“遲先生。”她酒氣熏天,斐悅掩鼻,開口說得鼻音嗯嗯。“我差人初步查過了,她久居國外的父母在她高中時因一場車禍雙亡,但她憑著自己的努力念完大學,還考了幾張證照,於去年進入曾氏企業營運部行政組當約聘助理,她擁有的體質是天時地利贈予。”斐悅加強音量,因為後方李衰衰唱美麗大狐歌唱得更大聲。


    遲暮春淡應一聲。


    “噢……”她一個踉蹌,他順勢攙扶住她。


    “遲先生。”斐悅看他提拉她圓圓手臂,原本在心底醞釀的,又說不出口了。


    “你先去休息吧,擇日再追查。”任李衰衰攀在胳膊上,遲暮春眉眼慵懶,卻無不耐。


    不是她麽?若是她還在,年紀也差不多這大小了。她會怎麽做?說著不好不好,笑意滿盈,還是小嘴滿口說著要行善積德……


    “是的,遲先生。”斐悅眼珠子溜溜轉轉,應聲蹬蹬走下樓梯,離去前瞥見李衰衰嘴角牽出幾音,而遲暮春的表情似乎微微一愣。他搖搖頭,走下樓。


    啊……水滴子懸了半天,落在地麵,她一嘴的酒味咂咂。“嘿……大黑……”


    遲暮春一愣,有些錯愕。“你剛剛說什麽?”他以為是飛蛾撲燈光啪搭啪搭誤擾的吵鬧,於是想再確認。


    喀擦!她推門跌坐。“大、嘿嘿……”伴隨一連串咯咯笑聲,晶亮把手圖像擴張扭曲,映出一隻美麗大狐,他訥訥看著那樣的自己,眯起眼,想他一身皮毛銀黑,人族創意貧乏,總愛稱他順口的大黑,這些年來自己總對這兩字多心。


    一屋子酒氣隨她嚷嚷醺染——


    好一隻美麗的大狐狸……好一隻美麗的……


    人說,酒醉了,哪個年紀的都會迴到小孩,他霎時啞然,蹲下。“你唱誰呢?”


    嘴巴開闔,沒了聲音,她感覺身上一陣暖,暖得好似一艘船在汪洋中漂泊,漂泊著找到了避風港。

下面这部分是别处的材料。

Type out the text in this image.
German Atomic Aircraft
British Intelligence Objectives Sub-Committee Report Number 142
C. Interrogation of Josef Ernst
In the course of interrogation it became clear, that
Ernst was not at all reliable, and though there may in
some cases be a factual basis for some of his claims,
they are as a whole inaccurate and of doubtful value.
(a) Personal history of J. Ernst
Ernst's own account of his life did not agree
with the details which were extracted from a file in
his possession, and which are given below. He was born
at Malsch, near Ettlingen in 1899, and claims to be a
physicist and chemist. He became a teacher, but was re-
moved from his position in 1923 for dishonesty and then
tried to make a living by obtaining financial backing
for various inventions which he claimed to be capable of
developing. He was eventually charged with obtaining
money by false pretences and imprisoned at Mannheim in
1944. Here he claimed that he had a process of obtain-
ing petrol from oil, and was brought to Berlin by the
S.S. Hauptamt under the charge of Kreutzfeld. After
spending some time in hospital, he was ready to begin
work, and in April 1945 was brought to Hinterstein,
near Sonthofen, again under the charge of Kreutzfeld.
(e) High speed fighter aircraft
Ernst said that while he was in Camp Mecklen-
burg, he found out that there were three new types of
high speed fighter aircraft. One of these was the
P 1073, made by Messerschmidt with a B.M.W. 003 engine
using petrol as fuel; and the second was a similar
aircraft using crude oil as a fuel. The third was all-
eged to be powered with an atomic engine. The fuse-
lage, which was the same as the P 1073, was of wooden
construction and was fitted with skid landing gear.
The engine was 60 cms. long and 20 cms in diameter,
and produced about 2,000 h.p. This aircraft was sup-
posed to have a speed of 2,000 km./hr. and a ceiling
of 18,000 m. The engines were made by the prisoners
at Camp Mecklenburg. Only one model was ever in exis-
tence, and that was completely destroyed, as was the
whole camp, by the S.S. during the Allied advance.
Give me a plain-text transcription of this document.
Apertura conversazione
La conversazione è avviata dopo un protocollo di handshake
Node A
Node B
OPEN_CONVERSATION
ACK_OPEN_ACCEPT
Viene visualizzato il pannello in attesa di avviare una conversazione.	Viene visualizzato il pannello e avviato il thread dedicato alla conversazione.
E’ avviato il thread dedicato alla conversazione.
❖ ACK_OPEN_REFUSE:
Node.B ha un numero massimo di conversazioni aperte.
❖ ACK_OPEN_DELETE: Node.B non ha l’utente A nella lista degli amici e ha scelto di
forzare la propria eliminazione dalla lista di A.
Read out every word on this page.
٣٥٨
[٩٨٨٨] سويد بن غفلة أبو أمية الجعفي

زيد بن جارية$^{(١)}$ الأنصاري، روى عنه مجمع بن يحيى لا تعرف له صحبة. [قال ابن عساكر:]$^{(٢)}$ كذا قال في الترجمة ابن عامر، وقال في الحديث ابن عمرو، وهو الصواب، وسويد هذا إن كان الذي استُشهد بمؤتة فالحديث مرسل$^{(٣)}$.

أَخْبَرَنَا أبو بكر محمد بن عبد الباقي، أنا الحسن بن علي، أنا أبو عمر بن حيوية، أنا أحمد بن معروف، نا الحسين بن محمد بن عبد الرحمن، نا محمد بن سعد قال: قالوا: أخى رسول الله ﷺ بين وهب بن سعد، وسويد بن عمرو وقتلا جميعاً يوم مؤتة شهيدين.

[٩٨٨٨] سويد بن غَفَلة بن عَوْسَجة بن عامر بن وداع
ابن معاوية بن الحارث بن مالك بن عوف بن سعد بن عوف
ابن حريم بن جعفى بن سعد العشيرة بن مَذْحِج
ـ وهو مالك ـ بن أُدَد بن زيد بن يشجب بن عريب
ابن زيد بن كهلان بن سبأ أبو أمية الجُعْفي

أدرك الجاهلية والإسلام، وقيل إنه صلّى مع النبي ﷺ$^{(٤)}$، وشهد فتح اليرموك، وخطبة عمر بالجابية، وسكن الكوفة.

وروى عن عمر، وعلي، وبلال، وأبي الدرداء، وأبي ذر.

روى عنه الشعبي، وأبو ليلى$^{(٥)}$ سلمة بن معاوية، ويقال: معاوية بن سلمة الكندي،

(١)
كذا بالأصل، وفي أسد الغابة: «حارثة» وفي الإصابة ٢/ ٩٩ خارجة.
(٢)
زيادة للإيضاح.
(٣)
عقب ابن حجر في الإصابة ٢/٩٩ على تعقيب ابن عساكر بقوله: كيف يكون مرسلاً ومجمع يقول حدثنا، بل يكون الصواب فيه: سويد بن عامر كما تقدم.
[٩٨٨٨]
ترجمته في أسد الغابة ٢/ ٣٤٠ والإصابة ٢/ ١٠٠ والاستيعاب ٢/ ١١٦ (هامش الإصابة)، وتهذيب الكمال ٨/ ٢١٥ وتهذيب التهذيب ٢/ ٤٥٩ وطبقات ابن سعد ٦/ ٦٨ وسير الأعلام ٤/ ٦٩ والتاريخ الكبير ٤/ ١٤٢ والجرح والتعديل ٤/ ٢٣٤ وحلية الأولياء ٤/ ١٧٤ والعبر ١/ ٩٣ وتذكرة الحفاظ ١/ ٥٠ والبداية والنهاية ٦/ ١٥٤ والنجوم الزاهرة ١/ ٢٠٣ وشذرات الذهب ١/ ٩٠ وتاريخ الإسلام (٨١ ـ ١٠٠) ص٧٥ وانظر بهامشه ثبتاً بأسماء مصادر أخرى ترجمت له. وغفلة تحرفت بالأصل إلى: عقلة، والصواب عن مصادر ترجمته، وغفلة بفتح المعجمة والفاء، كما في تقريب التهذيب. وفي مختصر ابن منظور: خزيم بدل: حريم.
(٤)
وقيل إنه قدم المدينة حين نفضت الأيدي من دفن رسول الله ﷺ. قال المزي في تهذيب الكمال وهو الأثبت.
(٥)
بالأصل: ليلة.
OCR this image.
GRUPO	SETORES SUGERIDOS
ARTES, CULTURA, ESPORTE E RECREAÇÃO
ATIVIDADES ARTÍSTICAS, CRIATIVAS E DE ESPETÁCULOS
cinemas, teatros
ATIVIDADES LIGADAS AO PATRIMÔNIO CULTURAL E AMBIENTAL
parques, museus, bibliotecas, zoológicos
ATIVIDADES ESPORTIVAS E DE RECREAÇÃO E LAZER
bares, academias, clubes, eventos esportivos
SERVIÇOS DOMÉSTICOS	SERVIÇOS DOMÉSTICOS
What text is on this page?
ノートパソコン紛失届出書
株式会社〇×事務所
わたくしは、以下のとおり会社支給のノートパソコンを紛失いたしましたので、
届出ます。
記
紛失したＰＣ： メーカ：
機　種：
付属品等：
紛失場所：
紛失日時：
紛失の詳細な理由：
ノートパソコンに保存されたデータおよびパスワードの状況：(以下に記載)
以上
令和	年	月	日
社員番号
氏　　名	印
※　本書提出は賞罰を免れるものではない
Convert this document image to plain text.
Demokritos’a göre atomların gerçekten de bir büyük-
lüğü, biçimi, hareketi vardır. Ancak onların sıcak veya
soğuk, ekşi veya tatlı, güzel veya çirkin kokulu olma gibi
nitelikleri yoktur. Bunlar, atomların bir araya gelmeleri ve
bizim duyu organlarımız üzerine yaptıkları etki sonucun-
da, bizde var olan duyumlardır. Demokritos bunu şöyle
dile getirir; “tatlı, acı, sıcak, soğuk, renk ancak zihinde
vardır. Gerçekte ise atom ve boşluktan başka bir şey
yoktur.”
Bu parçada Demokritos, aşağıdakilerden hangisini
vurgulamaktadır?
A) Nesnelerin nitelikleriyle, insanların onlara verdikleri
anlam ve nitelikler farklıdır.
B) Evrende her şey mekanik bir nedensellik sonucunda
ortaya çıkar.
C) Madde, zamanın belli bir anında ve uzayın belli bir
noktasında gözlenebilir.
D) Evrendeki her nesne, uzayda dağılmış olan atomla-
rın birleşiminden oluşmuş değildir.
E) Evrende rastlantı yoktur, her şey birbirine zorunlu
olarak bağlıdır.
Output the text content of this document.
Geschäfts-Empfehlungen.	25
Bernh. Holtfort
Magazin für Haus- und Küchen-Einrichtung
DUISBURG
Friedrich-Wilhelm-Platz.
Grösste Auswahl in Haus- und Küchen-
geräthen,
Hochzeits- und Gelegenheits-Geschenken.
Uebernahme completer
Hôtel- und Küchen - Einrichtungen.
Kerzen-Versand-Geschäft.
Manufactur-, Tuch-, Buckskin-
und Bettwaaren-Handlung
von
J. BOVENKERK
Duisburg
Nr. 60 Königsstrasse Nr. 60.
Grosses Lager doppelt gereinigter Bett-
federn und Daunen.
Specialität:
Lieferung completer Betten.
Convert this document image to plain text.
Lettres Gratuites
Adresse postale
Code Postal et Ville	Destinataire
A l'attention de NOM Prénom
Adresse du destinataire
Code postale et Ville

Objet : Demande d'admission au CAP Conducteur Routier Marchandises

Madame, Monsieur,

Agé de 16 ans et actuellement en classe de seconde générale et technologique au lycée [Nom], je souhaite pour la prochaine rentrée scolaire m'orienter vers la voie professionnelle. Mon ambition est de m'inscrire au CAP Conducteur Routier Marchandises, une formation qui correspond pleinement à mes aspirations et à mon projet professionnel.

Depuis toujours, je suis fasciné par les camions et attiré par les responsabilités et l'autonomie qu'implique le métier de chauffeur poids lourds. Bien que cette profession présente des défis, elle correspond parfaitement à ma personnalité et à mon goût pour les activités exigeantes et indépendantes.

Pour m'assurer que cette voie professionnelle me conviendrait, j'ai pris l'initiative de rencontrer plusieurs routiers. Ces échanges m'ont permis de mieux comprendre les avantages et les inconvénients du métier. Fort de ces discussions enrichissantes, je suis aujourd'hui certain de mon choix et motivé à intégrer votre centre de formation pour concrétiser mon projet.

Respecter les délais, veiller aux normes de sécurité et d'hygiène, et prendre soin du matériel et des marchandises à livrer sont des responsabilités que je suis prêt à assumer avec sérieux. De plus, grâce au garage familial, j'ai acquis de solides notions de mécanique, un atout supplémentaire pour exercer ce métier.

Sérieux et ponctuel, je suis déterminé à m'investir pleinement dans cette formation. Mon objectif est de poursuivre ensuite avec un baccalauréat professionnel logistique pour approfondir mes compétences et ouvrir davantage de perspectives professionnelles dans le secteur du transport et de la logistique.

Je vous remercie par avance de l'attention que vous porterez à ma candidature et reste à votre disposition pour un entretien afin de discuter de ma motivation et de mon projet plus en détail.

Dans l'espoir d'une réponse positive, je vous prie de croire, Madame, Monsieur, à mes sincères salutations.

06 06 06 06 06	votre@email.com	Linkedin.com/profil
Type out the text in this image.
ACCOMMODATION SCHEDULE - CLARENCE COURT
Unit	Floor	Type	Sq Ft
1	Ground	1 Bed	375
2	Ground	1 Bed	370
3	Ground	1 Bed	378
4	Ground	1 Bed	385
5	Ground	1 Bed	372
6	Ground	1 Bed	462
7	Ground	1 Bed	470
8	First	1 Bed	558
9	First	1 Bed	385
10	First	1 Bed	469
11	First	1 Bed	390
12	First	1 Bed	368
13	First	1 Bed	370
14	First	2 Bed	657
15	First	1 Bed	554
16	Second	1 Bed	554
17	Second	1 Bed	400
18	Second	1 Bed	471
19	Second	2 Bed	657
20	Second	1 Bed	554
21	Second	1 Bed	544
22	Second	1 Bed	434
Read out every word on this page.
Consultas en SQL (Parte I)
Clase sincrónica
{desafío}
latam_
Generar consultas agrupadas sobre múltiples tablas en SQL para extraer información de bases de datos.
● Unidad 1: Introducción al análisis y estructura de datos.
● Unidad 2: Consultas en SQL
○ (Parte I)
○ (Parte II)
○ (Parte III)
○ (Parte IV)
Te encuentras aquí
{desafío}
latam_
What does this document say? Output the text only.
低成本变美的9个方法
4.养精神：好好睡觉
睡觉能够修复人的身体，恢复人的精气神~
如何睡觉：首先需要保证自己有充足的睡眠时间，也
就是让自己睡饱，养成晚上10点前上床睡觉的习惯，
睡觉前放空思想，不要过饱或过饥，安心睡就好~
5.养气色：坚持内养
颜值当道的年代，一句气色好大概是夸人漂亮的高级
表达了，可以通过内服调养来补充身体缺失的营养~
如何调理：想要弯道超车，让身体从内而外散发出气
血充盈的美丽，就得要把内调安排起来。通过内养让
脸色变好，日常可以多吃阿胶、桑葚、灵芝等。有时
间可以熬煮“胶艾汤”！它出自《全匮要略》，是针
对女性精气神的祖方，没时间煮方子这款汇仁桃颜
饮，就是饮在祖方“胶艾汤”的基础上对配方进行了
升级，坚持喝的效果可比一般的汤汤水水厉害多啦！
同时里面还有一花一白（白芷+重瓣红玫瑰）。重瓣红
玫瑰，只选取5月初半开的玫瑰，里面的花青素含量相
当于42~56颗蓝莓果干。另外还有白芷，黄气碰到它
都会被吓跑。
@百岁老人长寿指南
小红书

    她搖入星空藍的夢中,一直至天方明,紮得宿醉刺眼,她埋首床上撫額,還陷於宿醉的頭疼發呆,依稀,昨晚好像想了一整晚的“好一隻美麗的什麽狐狸”……


    她皺起眉,手表嗶嗶兩聲打斷思緒。奮力爬起身,四周摻漫甘草香氣,發覺一件墨洗改唐大袍自身上滑落。


    這宿舍,很像,好得很啦……


    她將原本遺留在宿舍的墨洗改唐袍子交還斐悅,正遲疑輕浮的他哪適合這種暗色係跟甘草香味,剛巧從袍子暗袋抖出了一包甘草小丸,她這才明白袍子香味的來源——


    她咬了咬下唇,咽口水。


    不吃不吃,她從不吃這種小孩零嘴……不吃不吃!


    而當她再次見到遲暮春,已是半個月後、總經理辦公室裝潢完工時。


    她仍坐在行政組小位上輸入資料。


    喀拉喀拉……鍵盤敲擊聲不絕於耳。這陣子食住安穩,營養均衡。搓了搓手臂,原來以前是營養不良的虛胖,現在好多了。


    喀拉喀拉……她停下休息,隱約有一陣甘草清香撲鼻,難道是真想吃零食,日有所思?


    她沒特別在意,喝口水,然後“噗——”噎到!


    藍眼珠對上她的,遲暮春一身儒墨般的顏色,穿著打扮人模人樣,唯一不變的是那份溫雅。


    他怎麽又出現了?


    “遲總經理好。”身旁同事突然站起,點頭小聲道,兩頰紅紅。


    哽。這一口水沒咽下就噎了兩次。剛剛同事叫他什麽?遲總?那,現在在總經理休息室的曾總經理是……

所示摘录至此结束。